Billing Engines Don’t Solve Pricing Problems

One lesson we've learned talking to companies on their pricing journeys (and from our own in the past) is the importance of separating the concepts of "Billing Engine" and "Pricing Engine".

It's one of those things that feels obvious when you see it, but until you do, it can be hard to grasp why it's important. The result is that we end up with the wrong abstraction trying to do double duty.

Just as you probably wouldn't use a relational database as a message bus, mixing the concepts of Pricing and Billing can bring disaster.

The Problem

Most companies approach their pricing implementation in the following way:

  1. Choose a billing engine (Stripe, Lago, etc.)

  2. Have a bunch of meetings where they argue about the best pricing model (and hopefully write it down somewhere!)

  3. Configure the billing engine with the model they decided on (or realize it's too complicated, and go back to step 2).

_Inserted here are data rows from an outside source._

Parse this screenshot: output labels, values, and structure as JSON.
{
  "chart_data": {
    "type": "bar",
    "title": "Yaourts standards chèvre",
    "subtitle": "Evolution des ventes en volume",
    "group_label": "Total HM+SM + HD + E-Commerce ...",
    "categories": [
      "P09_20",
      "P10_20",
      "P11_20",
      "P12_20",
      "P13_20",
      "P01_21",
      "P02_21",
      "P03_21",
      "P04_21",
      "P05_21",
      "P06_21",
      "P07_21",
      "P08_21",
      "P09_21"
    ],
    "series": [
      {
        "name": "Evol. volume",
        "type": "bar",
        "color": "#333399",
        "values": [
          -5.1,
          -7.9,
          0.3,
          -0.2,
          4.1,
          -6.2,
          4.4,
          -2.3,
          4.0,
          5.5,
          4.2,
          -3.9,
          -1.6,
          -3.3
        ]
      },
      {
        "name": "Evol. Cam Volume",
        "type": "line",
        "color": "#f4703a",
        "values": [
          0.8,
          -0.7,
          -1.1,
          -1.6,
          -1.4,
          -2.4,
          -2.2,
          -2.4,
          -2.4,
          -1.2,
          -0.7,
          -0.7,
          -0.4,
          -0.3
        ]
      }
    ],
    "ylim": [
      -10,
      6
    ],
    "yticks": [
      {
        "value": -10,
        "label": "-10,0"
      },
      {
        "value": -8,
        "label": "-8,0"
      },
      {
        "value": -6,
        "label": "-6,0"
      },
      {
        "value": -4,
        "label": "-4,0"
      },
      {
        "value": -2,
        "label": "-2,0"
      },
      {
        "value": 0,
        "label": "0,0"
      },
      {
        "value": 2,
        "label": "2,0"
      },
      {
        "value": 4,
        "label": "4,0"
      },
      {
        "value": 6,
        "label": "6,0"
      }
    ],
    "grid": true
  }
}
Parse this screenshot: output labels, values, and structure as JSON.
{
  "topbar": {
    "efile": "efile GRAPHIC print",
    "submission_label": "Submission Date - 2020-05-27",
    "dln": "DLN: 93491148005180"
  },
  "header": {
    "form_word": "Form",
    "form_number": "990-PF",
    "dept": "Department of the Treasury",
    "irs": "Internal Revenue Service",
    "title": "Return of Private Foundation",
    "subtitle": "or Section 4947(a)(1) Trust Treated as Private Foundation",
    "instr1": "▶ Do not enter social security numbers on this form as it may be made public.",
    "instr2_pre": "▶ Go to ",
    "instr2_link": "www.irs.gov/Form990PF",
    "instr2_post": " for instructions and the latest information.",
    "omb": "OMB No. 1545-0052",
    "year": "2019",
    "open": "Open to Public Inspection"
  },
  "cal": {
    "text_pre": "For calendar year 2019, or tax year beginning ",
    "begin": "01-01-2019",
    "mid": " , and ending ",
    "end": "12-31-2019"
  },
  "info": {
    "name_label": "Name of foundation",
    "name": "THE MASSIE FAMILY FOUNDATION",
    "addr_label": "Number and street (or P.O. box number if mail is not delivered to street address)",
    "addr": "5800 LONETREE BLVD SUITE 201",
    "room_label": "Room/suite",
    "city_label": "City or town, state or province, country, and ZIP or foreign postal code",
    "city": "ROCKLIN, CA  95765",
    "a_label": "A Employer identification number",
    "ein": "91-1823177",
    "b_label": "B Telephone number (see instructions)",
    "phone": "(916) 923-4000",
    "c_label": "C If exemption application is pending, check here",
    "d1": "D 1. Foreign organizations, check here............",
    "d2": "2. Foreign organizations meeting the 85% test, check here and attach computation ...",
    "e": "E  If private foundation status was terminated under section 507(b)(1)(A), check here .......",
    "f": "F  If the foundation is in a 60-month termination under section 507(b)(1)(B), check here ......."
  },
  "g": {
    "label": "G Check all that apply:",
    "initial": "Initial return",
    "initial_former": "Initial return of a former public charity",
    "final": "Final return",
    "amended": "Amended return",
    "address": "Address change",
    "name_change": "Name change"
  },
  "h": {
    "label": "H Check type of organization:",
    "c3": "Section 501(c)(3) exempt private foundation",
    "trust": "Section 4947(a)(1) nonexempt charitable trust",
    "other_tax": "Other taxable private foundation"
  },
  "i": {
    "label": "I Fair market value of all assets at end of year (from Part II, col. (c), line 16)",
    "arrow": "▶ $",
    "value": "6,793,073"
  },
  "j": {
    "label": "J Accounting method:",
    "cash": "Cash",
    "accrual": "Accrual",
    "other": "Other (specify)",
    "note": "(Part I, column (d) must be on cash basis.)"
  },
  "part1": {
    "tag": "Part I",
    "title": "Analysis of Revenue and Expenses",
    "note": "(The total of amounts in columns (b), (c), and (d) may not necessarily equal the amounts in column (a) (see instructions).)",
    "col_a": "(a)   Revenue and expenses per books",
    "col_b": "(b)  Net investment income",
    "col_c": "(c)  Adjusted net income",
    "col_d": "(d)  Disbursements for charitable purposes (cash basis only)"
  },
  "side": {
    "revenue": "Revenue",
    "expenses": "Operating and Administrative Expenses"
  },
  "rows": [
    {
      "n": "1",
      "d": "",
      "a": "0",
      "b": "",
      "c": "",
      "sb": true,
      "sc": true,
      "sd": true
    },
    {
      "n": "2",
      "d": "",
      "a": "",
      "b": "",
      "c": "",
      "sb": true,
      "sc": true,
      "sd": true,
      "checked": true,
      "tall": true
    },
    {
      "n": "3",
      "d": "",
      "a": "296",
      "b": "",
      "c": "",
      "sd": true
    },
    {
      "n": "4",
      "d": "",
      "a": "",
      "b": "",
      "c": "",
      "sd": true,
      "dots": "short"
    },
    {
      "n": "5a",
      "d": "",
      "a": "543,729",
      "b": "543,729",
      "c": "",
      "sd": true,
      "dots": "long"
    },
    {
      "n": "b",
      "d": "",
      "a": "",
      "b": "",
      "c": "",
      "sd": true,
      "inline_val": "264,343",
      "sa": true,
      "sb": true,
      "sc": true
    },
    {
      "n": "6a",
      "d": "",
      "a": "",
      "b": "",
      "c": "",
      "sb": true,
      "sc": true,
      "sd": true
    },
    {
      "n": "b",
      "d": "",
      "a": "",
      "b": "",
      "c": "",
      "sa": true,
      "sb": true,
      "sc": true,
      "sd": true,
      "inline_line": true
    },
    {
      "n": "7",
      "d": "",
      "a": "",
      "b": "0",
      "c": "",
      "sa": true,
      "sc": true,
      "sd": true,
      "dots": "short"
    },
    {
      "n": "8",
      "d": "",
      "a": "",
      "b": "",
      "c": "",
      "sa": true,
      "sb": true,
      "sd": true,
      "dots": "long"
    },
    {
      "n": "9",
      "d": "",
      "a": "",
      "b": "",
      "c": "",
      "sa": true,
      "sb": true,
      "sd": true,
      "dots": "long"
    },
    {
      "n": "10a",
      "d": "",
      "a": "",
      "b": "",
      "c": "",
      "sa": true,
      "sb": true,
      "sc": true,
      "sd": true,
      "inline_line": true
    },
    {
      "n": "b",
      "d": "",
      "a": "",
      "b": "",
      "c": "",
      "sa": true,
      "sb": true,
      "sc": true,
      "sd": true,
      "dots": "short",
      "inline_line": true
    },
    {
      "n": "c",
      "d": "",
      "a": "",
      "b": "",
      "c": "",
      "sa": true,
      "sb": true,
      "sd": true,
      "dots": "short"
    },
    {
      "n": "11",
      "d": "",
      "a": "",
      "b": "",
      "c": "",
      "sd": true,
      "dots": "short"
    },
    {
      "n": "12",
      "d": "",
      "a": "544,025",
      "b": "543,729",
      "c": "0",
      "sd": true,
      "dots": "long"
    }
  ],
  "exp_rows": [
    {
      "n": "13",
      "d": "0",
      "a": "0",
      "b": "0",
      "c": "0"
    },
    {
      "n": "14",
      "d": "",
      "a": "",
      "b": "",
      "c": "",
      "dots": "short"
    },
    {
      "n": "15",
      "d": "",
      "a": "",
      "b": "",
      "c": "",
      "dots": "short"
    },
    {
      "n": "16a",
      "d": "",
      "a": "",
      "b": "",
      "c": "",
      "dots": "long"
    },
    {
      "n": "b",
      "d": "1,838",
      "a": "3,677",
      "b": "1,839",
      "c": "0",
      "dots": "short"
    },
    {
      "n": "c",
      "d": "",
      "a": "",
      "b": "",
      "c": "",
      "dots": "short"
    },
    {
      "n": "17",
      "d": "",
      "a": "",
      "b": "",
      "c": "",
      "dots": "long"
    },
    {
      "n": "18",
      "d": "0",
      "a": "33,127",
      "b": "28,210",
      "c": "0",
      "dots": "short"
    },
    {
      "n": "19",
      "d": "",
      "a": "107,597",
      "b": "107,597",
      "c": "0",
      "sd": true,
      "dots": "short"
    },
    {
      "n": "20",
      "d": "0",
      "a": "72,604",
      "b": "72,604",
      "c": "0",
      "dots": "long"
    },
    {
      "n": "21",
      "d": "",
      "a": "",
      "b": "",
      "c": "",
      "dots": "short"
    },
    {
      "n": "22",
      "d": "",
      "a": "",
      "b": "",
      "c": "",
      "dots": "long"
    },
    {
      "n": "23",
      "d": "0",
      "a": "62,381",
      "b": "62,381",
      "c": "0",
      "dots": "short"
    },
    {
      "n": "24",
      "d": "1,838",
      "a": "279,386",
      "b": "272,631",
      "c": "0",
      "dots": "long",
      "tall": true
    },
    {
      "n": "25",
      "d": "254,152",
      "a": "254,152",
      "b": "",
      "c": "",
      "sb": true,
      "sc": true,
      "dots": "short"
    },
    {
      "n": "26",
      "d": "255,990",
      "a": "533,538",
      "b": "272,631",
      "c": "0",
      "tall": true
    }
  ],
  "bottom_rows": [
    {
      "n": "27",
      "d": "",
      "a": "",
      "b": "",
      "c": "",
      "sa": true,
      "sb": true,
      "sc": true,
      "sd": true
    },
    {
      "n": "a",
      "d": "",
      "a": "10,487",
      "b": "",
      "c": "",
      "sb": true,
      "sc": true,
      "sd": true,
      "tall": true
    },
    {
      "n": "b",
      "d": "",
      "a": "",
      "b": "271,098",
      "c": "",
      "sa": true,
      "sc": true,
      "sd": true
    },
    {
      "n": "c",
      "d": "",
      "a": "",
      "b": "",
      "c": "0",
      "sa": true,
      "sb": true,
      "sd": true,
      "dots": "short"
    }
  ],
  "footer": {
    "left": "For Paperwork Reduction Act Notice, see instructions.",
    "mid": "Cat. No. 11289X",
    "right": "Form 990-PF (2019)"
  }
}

  4. Store all the information that the billing engine needs in their application database (identifiers for prices, products, customer IDs associated with each user, etc.), and add the required reporting logic in the application in the appropriate places.

  5. Pray that no one ever has to touch it again. (Or failing that, hope you've got a new job somewhere else before that happens.)

Where does the pricing model live? Typically, it's smeared across a variety of loosely connected components, some of which store it as implicit assumptions.

  • The billing engine

  • The application code

  • The CFO's spreadsheets

  • The /pricing page

  • The terms and conditions of various customer contracts

  • Feature requests from PMs and PMMs who want to make changes

  • The fallible human brains of everyone on the team

Billing Engine vs Pricing Engine

A lot of value can be unlocked by separating these two abstractions.

A Billing Engine is the component in the stack that bills customers. Its "one job" is to send an invoice at the right time, in the right amount, to the right buyer.

To do this, it needs to know some information about the customer, what thing they bought, the price they should be charged for it, and in the case of metered billing, the amount of that thing that they consumed.

A Pricing Engine is the component in the stack that manages and implements the pricing model. You can think of it as "the thing that does PriceOps". It knows what the various pricing plans are, and where they live in the Billing Engine, and thus can present a clean API surface for application code to create subscriptions and report usage.

To do its job (and prevent other components from trying to take over!) it needs to store the pricing model itself, and present a clean abstraction to the application code, billing engine, and all other technical and business components that need access to price information.

And perhaps most importantly, it must support making changes to the pricing model, without its abstractions leaking out to consumers.


The most tangible immediate benefit of a comprehensive Pricing Engine is that it can simplify the process of setting up a Billing Engine, and reduce the amount of billing-related metadata that needs to be tracked and managed by application code.

While this is enough of a reason to use it, it doesn't always feel like a huge win. Integrating with a whole new component in the stack feels like adding complexity in one place to maybe save it elsewhere. Even if it makes your code cleaner and simpler, it's not that bad, right? Isn't "having too many customers and complicated deals" sort of a problem I can worry about when I'm rich and successful?

However, the trouble with this line of thinking (which all of us at Tier have learned through painful expensive experience) is that it can be very difficult for a company to become successful if they cannot easily iterate on their approach to pricing and packaging.

Streamlining pricing with a comprehensive Pricing Engine lets everyone focus on their specialty. This unlocks growth that would otherwise be lost to inefficient processes.

Why We Made Tier

What we've found is that the most experienced and insightful practitioners in this space follow exactly this kind of approach. That's how the concept of PriceOps was born.

Tier is a comprehensive Pricing Engine, which drives your billing engine and application code from a single source of pricing model truth, so that everything in your company can work in concert, even as your business changes and grows.